WASHINGTON // The US military said on Friday it had started training dozens of Syrian opposition fighters to battle ISIL as part of a revamped programme that aims to avoid the mistakes of its first training effort in Turkey last year.
Training for the first group of recruits includes how to identify targets for US-led coalition air strikes to allow aircraft to better strike ISIL from the air.
“That allows us to bring significantly more fires into play in any of these skirmishes, battles, and firefights that are taking place throughout Syria,” said US army colonel Steve Warren, a Baghdad-based spokesman for the coalition.
Col Warren said no Syrian fighters had yet graduated from the programme.
The Pentagon has declined to say where the training is being conducted, but US officials said it is in Turkey.
The failure of the original programme, which sought to train thousands of fighters, has been a concern for president Barack Obama, whose strategy depends on local partners combating ISIL militants in Syria and Iraq.
The 2015 programme was problematic from the start, with some of the first class of Syrian fighters being attacked by Al Qaeda affiliate Jabhat Al Nusra in their battlefield debut. At one point, a group of US-trained rebels handed over ammunition and equipment to Al Nusra.
Instead of trying to pull entire units from the fight for training, as the Pentagon sought to do last year, the new programme will take small groups of fighters from the front-lines for training.

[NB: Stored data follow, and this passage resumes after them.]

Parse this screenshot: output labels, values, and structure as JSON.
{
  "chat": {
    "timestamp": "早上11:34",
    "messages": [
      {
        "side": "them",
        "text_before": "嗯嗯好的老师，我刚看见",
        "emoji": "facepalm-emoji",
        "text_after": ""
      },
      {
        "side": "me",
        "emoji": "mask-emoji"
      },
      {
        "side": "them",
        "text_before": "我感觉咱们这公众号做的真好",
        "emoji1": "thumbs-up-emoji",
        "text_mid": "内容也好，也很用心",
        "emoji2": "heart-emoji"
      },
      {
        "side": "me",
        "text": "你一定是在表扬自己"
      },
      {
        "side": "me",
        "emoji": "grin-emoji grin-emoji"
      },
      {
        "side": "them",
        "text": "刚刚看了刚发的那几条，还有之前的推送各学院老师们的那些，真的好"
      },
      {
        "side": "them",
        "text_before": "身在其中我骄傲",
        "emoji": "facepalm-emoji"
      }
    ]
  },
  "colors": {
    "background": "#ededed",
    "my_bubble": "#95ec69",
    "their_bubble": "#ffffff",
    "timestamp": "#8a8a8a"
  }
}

“If it works we’ll do more. And if it doesn’t, we’ll shift again,” Col Warren said.
The US announcement came as France accused the Syrian government of violating a fragile truce in the five-year war that has devastated the country.

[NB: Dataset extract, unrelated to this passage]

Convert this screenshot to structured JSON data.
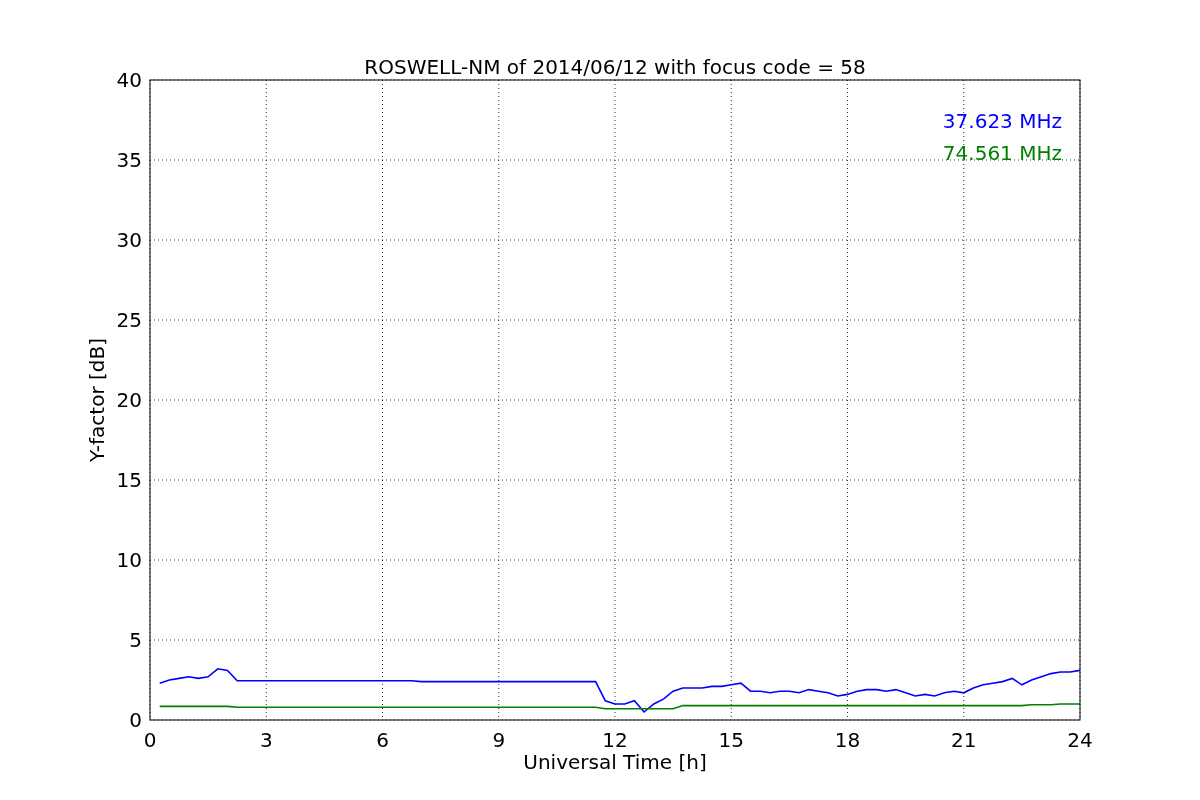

The French foreign ministry also accused president Bashar Al Assad’s regime of trying to undermine efforts by the international community to resolve the conflict.
A spokesman said civilians had been targeted in the government’s aerial bombardment of the Deir Al Asafir district, south-east of Damascus, on Thursday.
The death toll from the strikes rose to more than 30 on Friday. Most of those killed were women and children.
“This attack, which deliberately targeted civilians, shows that the regime is pursuing its actions and violating the ceasefire,” spokesman Romain Nadal said.
“This abject act was intended to terrorise the Syrian people and undermine the efforts of the international community to find a political solution.”
Air strikes continued in the area on Friday. Two strikes hit the outskirts of Deir Al Asafir and at least seven hit the village of Bala, just north of the district, said the Syrian Observatory for Human Rights monitoring group.
UN-led talks on a peace deal are due to resume in Geneva soon, but the sides are deadlocked over the fate of Mr Al Assad, whom the opposition insists must leave power before a transitional government is agreed.